I'd suggest that that's unfair, and I'd point out that most of the substantial corpus of add-ons in CPAN can't be invoked directly from a search which implies that most developers recognise that Perl- once it had started to move away from its AWK heritage- was something more general.
It certainly has exemplary pattern-handling capabilities for something spawned in the 1990s. So exemplary in fact that most languages developed since are at least as comprehensive in that area.
> > Python's major problem is the significance of tabs and indentation [ ... ]
> That. We tried this once with Make. Everyone hated, and still hates, it. But no, Python had to do it again, because once is not enough. And it has nothing to do with helping code readability.
Actually, we tried it with FORTRAN which required that ordinary statements started in col 7. And in ALGOL and COBOL which might have been more relaxed about start column but in most early implementations still reserved a chunk of each input record for a line number.
"Some [preferred] the use of spaces for indentation, in the style of Python or Haskell. However, we have had extensive experience tracking down build and test failures caused by cross-language builds where a Python snippet embedded in another language, for instance through a SWIG invocation, is subtly and invisibly broken by a change in the indentation of the surrounding code.
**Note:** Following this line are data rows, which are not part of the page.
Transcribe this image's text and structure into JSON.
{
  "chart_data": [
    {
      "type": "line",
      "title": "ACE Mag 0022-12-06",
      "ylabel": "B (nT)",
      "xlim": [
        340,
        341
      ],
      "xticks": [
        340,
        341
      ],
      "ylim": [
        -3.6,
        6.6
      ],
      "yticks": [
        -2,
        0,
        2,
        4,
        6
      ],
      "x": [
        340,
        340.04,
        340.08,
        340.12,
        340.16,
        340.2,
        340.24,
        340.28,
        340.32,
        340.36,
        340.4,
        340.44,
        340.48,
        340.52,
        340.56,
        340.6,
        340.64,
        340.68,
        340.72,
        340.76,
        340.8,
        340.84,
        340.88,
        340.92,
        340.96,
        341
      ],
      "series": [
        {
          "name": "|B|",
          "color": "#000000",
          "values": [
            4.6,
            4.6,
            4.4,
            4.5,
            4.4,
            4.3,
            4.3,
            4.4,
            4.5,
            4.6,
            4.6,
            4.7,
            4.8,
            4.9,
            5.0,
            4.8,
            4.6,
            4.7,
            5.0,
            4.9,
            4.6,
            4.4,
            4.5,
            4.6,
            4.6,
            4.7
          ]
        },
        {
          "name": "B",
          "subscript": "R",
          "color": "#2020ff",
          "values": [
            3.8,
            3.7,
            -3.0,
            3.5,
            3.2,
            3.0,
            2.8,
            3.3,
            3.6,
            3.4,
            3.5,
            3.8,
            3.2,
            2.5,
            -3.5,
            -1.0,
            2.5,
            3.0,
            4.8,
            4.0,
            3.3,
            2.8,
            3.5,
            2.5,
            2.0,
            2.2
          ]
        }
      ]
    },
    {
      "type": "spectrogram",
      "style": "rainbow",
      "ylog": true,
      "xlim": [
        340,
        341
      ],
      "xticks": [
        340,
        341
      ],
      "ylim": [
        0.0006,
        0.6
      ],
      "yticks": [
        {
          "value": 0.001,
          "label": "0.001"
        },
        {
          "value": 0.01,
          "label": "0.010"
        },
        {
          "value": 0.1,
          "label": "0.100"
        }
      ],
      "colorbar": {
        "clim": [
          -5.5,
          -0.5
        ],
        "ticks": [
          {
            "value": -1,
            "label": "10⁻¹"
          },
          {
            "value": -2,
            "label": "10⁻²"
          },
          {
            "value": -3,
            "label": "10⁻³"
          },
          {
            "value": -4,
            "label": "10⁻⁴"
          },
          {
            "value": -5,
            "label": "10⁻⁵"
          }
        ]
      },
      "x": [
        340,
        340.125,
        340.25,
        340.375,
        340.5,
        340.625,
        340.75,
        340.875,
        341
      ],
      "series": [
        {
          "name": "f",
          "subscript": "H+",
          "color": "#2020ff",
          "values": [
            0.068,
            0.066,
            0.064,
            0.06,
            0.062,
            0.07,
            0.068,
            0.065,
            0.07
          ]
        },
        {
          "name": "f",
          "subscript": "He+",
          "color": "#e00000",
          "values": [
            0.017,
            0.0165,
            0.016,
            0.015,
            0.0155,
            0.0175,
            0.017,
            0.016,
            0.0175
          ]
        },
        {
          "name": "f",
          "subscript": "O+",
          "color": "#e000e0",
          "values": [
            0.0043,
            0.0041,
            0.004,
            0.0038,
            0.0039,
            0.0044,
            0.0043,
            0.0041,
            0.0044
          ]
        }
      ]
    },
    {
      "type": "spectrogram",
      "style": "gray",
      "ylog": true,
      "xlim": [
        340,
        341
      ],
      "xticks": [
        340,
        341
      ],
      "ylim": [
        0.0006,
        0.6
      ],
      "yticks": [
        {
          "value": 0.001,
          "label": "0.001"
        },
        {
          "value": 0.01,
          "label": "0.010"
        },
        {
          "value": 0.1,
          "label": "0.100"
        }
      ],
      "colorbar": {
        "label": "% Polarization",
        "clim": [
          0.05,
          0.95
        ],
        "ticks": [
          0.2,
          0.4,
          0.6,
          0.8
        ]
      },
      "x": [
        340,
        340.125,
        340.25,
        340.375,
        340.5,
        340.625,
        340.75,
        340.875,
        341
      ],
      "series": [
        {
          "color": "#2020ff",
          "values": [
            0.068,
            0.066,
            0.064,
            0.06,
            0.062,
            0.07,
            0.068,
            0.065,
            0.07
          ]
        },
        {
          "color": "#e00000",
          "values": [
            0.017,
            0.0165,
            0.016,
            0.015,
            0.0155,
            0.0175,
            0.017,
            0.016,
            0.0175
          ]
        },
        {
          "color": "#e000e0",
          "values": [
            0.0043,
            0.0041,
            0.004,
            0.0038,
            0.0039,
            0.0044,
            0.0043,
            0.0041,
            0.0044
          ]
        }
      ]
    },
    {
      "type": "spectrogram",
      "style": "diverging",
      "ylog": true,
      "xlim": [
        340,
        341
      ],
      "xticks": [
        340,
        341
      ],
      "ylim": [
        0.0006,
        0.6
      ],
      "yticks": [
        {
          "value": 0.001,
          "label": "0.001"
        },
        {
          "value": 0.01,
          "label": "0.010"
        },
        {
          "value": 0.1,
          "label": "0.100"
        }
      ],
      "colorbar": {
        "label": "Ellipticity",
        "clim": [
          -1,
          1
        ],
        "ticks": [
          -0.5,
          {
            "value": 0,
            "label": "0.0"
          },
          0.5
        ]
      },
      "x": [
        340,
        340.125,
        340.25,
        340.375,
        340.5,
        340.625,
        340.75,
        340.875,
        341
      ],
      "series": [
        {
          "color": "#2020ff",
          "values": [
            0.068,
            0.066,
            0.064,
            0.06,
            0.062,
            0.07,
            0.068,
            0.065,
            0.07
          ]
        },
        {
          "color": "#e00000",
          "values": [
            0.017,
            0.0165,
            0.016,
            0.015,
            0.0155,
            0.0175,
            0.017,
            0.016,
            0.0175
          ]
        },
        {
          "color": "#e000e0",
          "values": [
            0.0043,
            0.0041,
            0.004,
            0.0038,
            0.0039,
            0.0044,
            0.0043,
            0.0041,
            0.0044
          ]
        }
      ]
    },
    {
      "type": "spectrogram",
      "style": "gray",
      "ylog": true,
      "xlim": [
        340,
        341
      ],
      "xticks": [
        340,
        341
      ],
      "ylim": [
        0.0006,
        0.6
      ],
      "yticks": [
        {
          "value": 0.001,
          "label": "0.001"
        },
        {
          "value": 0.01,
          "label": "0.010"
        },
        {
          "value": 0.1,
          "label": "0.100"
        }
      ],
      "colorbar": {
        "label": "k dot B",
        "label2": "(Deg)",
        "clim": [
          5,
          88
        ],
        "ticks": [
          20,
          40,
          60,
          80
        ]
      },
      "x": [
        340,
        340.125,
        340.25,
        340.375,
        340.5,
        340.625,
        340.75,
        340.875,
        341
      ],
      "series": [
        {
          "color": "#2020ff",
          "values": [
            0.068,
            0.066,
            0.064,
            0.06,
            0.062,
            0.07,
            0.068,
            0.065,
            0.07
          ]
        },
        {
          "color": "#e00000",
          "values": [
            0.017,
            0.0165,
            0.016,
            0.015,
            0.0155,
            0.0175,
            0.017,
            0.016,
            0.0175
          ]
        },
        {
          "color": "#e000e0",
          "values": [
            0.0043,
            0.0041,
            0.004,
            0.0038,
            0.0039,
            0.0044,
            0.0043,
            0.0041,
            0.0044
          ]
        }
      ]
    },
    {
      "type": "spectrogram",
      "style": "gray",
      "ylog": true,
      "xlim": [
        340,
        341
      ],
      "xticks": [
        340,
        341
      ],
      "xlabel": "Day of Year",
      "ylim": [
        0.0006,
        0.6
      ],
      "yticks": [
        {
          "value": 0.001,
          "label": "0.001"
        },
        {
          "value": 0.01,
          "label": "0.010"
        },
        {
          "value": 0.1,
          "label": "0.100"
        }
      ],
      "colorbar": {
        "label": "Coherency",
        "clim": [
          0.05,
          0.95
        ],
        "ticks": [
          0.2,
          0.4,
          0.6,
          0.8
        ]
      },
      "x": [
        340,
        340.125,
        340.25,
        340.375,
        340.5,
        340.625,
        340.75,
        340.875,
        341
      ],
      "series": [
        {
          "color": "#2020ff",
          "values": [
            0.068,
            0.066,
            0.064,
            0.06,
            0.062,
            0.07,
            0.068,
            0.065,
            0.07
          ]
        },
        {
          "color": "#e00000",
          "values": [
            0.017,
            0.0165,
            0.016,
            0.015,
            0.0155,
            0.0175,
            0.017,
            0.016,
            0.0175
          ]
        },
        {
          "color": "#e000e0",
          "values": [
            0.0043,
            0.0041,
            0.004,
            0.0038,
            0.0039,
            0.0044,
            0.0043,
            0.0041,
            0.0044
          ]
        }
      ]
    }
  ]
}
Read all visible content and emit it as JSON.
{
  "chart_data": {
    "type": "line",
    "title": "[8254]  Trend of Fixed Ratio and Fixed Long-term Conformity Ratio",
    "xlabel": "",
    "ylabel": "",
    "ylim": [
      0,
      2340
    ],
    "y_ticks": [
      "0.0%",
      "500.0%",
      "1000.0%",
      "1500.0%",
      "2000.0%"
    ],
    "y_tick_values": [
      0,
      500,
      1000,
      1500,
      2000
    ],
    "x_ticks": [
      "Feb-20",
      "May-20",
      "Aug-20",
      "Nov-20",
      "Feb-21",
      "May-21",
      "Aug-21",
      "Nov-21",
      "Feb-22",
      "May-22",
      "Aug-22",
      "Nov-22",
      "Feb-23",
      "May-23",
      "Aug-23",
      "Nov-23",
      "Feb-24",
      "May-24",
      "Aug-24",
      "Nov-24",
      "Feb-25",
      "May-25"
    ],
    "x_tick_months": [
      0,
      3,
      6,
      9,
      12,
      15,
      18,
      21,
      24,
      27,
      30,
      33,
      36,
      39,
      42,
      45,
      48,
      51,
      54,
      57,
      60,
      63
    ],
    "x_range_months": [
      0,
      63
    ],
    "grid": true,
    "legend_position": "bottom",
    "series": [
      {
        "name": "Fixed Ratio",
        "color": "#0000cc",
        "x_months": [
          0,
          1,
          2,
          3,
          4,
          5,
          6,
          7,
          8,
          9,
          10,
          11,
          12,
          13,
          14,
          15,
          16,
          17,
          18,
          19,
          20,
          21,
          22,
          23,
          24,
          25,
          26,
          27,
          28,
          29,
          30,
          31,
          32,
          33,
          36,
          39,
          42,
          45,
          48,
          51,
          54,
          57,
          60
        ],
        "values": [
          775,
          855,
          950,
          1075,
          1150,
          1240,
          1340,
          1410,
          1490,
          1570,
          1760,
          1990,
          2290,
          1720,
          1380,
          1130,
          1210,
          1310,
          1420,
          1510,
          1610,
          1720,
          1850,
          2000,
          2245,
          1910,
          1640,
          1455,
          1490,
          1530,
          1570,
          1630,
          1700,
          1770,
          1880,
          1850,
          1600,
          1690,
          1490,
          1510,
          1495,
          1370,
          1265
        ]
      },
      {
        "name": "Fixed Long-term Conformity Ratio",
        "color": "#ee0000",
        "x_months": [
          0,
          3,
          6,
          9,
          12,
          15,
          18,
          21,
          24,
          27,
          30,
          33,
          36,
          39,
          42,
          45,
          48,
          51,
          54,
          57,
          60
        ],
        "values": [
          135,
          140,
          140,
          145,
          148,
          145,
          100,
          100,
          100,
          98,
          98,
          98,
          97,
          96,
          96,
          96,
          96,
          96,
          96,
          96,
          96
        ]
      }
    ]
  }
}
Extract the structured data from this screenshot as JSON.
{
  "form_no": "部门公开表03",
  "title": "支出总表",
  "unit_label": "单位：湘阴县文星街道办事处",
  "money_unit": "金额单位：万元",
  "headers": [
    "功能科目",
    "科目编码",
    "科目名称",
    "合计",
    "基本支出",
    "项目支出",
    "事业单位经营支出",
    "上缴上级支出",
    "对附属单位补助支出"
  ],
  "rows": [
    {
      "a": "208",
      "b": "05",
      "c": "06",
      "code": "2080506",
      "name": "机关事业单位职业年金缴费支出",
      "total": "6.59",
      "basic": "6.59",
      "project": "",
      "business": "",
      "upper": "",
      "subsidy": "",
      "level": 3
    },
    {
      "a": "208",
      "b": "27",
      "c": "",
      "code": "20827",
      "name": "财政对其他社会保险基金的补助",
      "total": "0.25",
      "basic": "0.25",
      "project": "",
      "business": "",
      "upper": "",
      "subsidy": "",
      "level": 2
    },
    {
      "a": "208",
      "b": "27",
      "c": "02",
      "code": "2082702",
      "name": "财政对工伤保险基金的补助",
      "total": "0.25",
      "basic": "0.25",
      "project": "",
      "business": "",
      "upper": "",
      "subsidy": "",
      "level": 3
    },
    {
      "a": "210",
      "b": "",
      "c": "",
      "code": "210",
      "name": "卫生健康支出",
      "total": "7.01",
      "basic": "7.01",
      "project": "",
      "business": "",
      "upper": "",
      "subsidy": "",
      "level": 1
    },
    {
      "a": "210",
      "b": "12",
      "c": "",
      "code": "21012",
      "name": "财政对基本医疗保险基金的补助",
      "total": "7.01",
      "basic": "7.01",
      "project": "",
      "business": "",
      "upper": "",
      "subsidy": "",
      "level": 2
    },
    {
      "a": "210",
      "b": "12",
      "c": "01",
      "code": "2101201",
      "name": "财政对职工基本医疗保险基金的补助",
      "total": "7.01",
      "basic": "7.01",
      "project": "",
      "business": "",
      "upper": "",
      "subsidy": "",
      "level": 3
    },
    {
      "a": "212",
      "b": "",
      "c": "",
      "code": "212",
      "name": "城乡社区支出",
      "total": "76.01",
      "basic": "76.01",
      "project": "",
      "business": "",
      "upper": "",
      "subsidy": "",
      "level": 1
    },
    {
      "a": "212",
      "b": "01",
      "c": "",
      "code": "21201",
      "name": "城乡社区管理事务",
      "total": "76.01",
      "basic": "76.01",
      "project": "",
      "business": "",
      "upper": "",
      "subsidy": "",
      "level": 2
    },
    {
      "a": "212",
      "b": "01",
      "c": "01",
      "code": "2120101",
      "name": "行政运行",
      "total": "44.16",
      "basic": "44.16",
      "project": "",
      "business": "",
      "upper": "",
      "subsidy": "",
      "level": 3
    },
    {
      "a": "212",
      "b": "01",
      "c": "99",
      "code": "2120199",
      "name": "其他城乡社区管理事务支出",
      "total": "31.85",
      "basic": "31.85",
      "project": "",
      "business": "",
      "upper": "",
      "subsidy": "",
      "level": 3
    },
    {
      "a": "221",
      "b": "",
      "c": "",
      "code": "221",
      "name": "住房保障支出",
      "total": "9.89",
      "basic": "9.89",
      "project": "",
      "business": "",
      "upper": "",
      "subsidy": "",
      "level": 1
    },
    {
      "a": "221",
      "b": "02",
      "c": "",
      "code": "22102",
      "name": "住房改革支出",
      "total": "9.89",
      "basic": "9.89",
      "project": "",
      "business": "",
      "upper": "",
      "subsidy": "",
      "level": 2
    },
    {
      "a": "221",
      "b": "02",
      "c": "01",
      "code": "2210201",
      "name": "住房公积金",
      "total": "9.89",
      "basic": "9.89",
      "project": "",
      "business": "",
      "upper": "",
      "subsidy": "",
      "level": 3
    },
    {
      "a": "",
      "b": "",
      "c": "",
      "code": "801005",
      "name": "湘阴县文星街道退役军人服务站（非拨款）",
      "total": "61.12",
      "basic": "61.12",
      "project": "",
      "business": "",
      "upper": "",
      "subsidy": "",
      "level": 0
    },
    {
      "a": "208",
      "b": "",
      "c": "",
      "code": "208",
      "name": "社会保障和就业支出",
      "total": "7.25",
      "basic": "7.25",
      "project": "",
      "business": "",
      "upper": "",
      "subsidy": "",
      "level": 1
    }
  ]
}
Our position is therefore that, although spaces for indentation is nice for small programs, it doesn't scale well, and the bigger and more heterogeneous the code base, the more trouble it can cause." -- Rob Pike https://talks.golang.org/2012/splash.article
And finally, for another 2d worth, I'd add that Dijkstra's comment about "coding bums" AIUI echoed John McCarthy's words and sentiment which were originally inspired by a certain type of student who obsessed about shaving an instruction or so off a sequence of operations in the same way that a downhill "ski bum" obsessed about shaving a second off his run.
I'm quite sure that you can write impenetrable code in any language, and would suggest that if a language comes along that prevents you from turning a hard-to-understand algorithm into a difficult-to-follow instruction sequence that there's probably some severe downsides to it. But while I'd certainly agree that some of the things in Perl give sloppy workers much more rope than they deserve, I think that the real problem is managerial: most fields of applied science /require/ adequate documentation and review, and the complexity and pervasiveness of computer software makes that requirement even more important.
Ultimately, saying "this code works even though nobody really understands it" is neither an excuse to allow the situation to continue, nor adequate justification to rip it out and redo from scratch. And selecting Python or Javascript for the sole reason that they're popular with inexperienced users is asking for trouble.